Bei USB C sendet das Handy dem Netzteil ein Signal, worauf das Netzteil 
ggf. auf eine höhere Spannung umschaltet.

Bei den weiter verbreiteten "herkömmlichen" USB Netzteilen ist es anders 
herum. Das Netzteil teilt dem Handy über Widerstände auf den 
Datenleitungen mit, wie hoch es maximal belastbar ist.

Allerdings sind diese Widerstände nicht standarisiert. In der Regel 
führt dies dazu, daß Handies an Ladegeräten der falschen Marke auf die 
geringste Stufe herunter schalten, und das sind 500mA.

Ich möchte hier auch mal erwähnen, daß im Handy Umfeld die Begriffe 
"Ladegerät" und "Netzteil" häufig wild durcheinander geworfen werden. 
Die meisten Handies werden mit einem Netzteil geliefert, das eine 
einigermaßen Konstante Spannung abgibt.
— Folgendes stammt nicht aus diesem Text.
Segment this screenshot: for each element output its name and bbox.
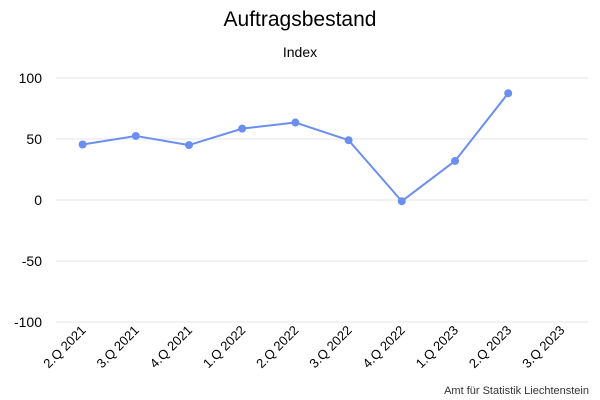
x-tick-label: 4.Q 2022 xyxy=(359,323,407,371)
data-point[interactable] xyxy=(131,131,140,140)
y-tick-label: -50 xyxy=(22,253,42,269)
x-tick-label: 3.Q 2021 xyxy=(93,323,141,371)
gridlines xyxy=(56,77,588,323)
x-tick-label: 2.Q 2023 xyxy=(466,323,514,371)
y-tick-label: 50 xyxy=(26,131,42,147)
series-group xyxy=(78,89,513,206)
data-point[interactable] xyxy=(344,136,353,145)
data-point[interactable] xyxy=(397,197,406,206)
x-tick-label: 1.Q 2023 xyxy=(413,323,461,371)
chart-subtitle: Index xyxy=(282,44,318,60)
data-point[interactable] xyxy=(238,124,247,133)
source-credit: Amt für Statistik Liechtenstein xyxy=(444,385,589,397)
x-tick-label: 1.Q 2022 xyxy=(200,323,248,371)
chart-title: Auftragsbestand xyxy=(223,8,377,31)
data-point[interactable] xyxy=(291,118,300,127)
series-line xyxy=(82,92,509,203)
data-point[interactable] xyxy=(185,141,193,150)
y-tick-label: -100 xyxy=(14,314,42,330)
x-tick-label: 3.Q 2023 xyxy=(519,323,567,371)
y-tick-label: 0 xyxy=(34,192,42,208)
data-point[interactable] xyxy=(504,89,513,98)
x-tick-label: 3.Q 2022 xyxy=(306,323,354,371)
data-point[interactable] xyxy=(78,140,87,149)
data-point[interactable] xyxy=(451,156,459,165)
x-tick-label: 2.Q 2022 xyxy=(253,323,301,371)
y-tick-label: 100 xyxy=(19,70,43,86)
x-tick-label: 4.Q 2021 xyxy=(147,323,195,371)
x-tick-label: 2.Q 2021 xyxy=(40,323,88,371)
x-axis-ticks: 2.Q 2021 3.Q 2021 4.Q 2021 1.Q 2022 2.Q 2022… xyxy=(40,323,567,371)
y-axis-ticks: 100 50 0 -50 -100 xyxy=(14,70,42,330)
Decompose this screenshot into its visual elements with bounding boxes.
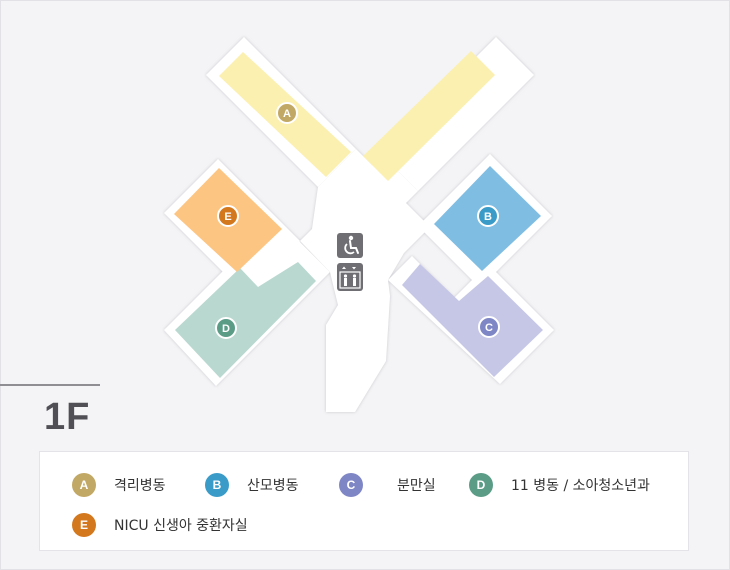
zone-d[interactable]: [175, 262, 316, 378]
zone-c[interactable]: [402, 264, 543, 377]
zone-marker-c[interactable]: C: [478, 316, 500, 338]
zone-a-right[interactable]: [363, 51, 495, 181]
legend-item-c[interactable]: C 분만실: [339, 472, 436, 498]
floor-divider: [0, 384, 100, 386]
legend-item-a[interactable]: A 격리병동: [72, 472, 166, 498]
zone-marker-label: E: [224, 211, 231, 223]
legend-label-e: NICU 신생아 중환자실: [114, 518, 248, 534]
marker-b-icon: B: [205, 473, 229, 497]
zone-marker-label: C: [485, 322, 493, 334]
zone-marker-a[interactable]: A: [276, 102, 298, 124]
legend-item-d[interactable]: D 11 병동 / 소아청소년과: [469, 472, 650, 498]
floor-map: A B C D E: [164, 37, 554, 412]
zone-marker-label: B: [484, 211, 492, 223]
legend-label-c: 분만실: [397, 478, 436, 494]
marker-e-icon: E: [72, 513, 96, 537]
zone-marker-e[interactable]: E: [217, 205, 239, 227]
legend-label-d: 11 병동 / 소아청소년과: [511, 478, 650, 494]
legend: A 격리병동 B 산모병동 C 분만실 D 11 병동 / 소아청소년과 E N…: [39, 451, 689, 551]
elevator-icon: [337, 263, 363, 291]
legend-label-a: 격리병동: [114, 478, 166, 494]
zone-marker-b[interactable]: B: [477, 205, 499, 227]
marker-c-icon: C: [339, 473, 363, 497]
zone-marker-label: A: [283, 108, 291, 120]
zone-marker-d[interactable]: D: [215, 317, 237, 339]
legend-label-b: 산모병동: [247, 478, 299, 494]
wheelchair-accessible-icon: [337, 233, 363, 258]
legend-item-e[interactable]: E NICU 신생아 중환자실: [72, 512, 248, 538]
floor-label: 1F: [44, 396, 91, 438]
legend-item-b[interactable]: B 산모병동: [205, 472, 299, 498]
marker-a-icon: A: [72, 473, 96, 497]
zone-marker-label: D: [222, 323, 230, 335]
marker-d-icon: D: [469, 473, 493, 497]
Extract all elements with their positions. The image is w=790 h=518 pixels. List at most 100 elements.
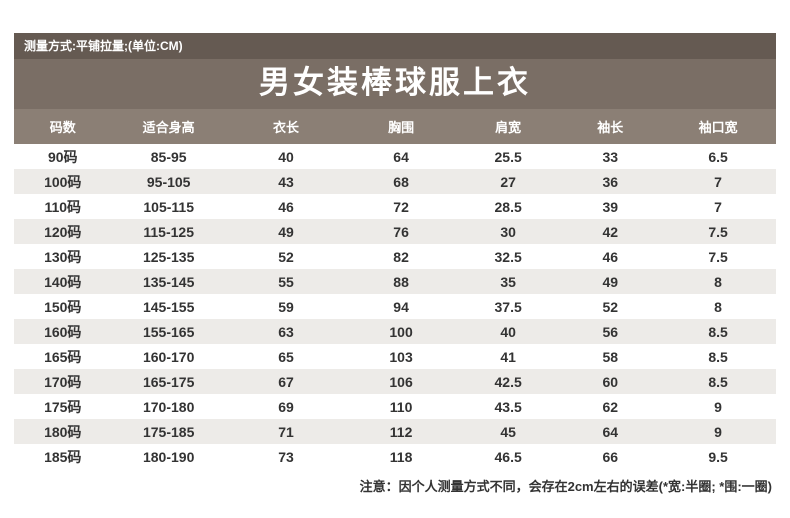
table-cell: 170码 (44, 373, 82, 390)
column-header: 胸围 (346, 109, 456, 144)
table-cell: 7.5 (708, 223, 728, 240)
table-cell: 65 (278, 348, 294, 365)
size-table-body: 90码 85-95 40 64 25.5 33 6.5 100码 95-105 43 68 27 36 7… (14, 144, 776, 469)
table-cell: 175码 (44, 398, 82, 415)
table-cell: 27 (500, 173, 516, 190)
table-cell: 145-155 (142, 298, 195, 315)
column-header: 衣长 (225, 109, 347, 144)
table-cell: 36 (602, 173, 619, 190)
table-cell: 125-135 (142, 248, 195, 265)
table-cell: 160码 (44, 323, 82, 340)
table-cell: 37.5 (494, 298, 522, 315)
footer-note: 注意：因个人测量方式不同，会存在2cm左右的误差(*宽:半圈; *围:一圈) (359, 479, 772, 494)
table-cell: 9.5 (708, 448, 728, 465)
table-cell: 40 (278, 148, 294, 165)
size-table: 码数 适合身高 衣长 胸围 肩宽 袖长 袖口宽 90码 85-95 40 64 25.5 33 6.5 1… (14, 109, 776, 469)
table-cell: 46 (278, 198, 294, 215)
size-table-header: 码数 适合身高 衣长 胸围 肩宽 袖长 袖口宽 (14, 109, 776, 144)
table-cell: 8.5 (708, 373, 728, 390)
table-cell: 72 (393, 198, 409, 215)
table-cell: 8 (714, 298, 722, 315)
table-cell: 45 (500, 423, 516, 440)
table-cell: 64 (393, 148, 409, 165)
table-row: 90码 85-95 40 64 25.5 33 6.5 (14, 144, 776, 169)
table-cell: 100码 (44, 173, 82, 190)
table-cell: 115-125 (143, 223, 194, 240)
table-cell: 82 (393, 248, 409, 265)
table-cell: 180-190 (142, 448, 195, 465)
table-cell: 68 (393, 173, 409, 190)
table-cell: 39 (602, 198, 619, 215)
table-row: 180码 175-185 71 112 45 64 9 (14, 419, 776, 444)
table-cell: 40 (500, 323, 516, 340)
measurement-note-bar: 测量方式:平铺拉量;(单位:CM) (14, 33, 776, 59)
table-cell: 46.5 (494, 448, 522, 465)
table-cell: 7.5 (708, 248, 728, 265)
table-cell: 95-105 (146, 173, 191, 190)
table-row: 165码 160-170 65 103 41 58 8.5 (14, 344, 776, 369)
table-cell: 110 (389, 398, 413, 415)
table-cell: 59 (278, 298, 294, 315)
table-cell: 56 (602, 323, 619, 340)
table-cell: 73 (278, 448, 294, 465)
table-cell: 112 (389, 423, 413, 440)
table-cell: 105-115 (143, 198, 194, 215)
table-cell: 64 (602, 423, 619, 440)
table-cell: 165-175 (142, 373, 195, 390)
column-header: 适合身高 (111, 109, 226, 144)
table-row: 140码 135-145 55 88 35 49 8 (14, 269, 776, 294)
table-cell: 160-170 (142, 348, 195, 365)
table-cell: 67 (278, 373, 294, 390)
table-cell: 60 (602, 373, 619, 390)
table-cell: 7 (714, 173, 722, 190)
table-cell: 58 (602, 348, 619, 365)
table-cell: 25.5 (494, 148, 522, 165)
table-cell: 69 (278, 398, 294, 415)
table-cell: 55 (278, 273, 294, 290)
table-cell: 76 (393, 223, 409, 240)
page-title: 男女装棒球服上衣 (259, 65, 531, 100)
table-cell: 43 (278, 173, 294, 190)
table-cell: 135-145 (142, 273, 195, 290)
table-row: 130码 125-135 52 82 32.5 46 7.5 (14, 244, 776, 269)
table-cell: 185码 (44, 448, 82, 465)
measurement-note-text: 测量方式:平铺拉量;(单位:CM) (24, 39, 183, 53)
table-cell: 33 (602, 148, 619, 165)
table-cell: 165码 (44, 348, 82, 365)
table-cell: 42.5 (494, 373, 522, 390)
table-cell: 110码 (44, 198, 82, 215)
table-cell: 49 (278, 223, 294, 240)
table-cell: 180码 (44, 423, 82, 440)
table-cell: 150码 (44, 298, 82, 315)
table-cell: 155-165 (142, 323, 195, 340)
table-cell: 41 (500, 348, 516, 365)
table-cell: 71 (278, 423, 294, 440)
table-cell: 32.5 (494, 248, 522, 265)
column-header: 袖口宽 (660, 109, 776, 144)
table-cell: 175-185 (142, 423, 195, 440)
column-header: 肩宽 (455, 109, 561, 144)
table-cell: 43.5 (494, 398, 522, 415)
table-cell: 6.5 (708, 148, 728, 165)
table-cell: 52 (278, 248, 294, 265)
table-cell: 9 (714, 423, 722, 440)
table-row: 110码 105-115 46 72 28.5 39 7 (14, 194, 776, 219)
table-cell: 62 (602, 398, 619, 415)
table-row: 120码 115-125 49 76 30 42 7.5 (14, 219, 776, 244)
table-cell: 8.5 (708, 348, 728, 365)
table-cell: 118 (389, 448, 413, 465)
table-cell: 88 (393, 273, 409, 290)
table-cell: 66 (602, 448, 619, 465)
table-cell: 9 (714, 398, 722, 415)
table-cell: 42 (602, 223, 619, 240)
size-chart-sheet: 测量方式:平铺拉量;(单位:CM) 男女装棒球服上衣 码数 适合身高 衣长 胸围 肩宽袖… (14, 33, 776, 494)
table-cell: 140码 (44, 273, 82, 290)
table-cell: 170-180 (142, 398, 195, 415)
table-cell: 28.5 (494, 198, 522, 215)
table-cell: 46 (602, 248, 619, 265)
column-header: 袖长 (560, 109, 661, 144)
table-cell: 52 (602, 298, 619, 315)
table-row: 150码 145-155 59 94 37.5 52 8 (14, 294, 776, 319)
table-row: 160码 155-165 63 100 40 56 8.5 (14, 319, 776, 344)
Der Laderegler befindet sich 
dann im Handy.

Als "Ladegerät" würde ich nur Netzteile bezeichnen, die den Laderegler 
beinhalten, also die von Dir angesprochene "intelligenz", den Akku 
schnell zu laden aber nicht zu überladen.

Es gab aber auch Handies (z.B. von Nokia) wo das Netzteil die 
Stromstärke geregelt hat. Der Laderegler im Handy reduzierte sich auf 
einen einfachen Schalter, der den Stromfluss unterbrach, wenn der Akku 
voll war. Gibt's diese Variante heute noch? Ich weiß es nicht.

von Michael (Gast)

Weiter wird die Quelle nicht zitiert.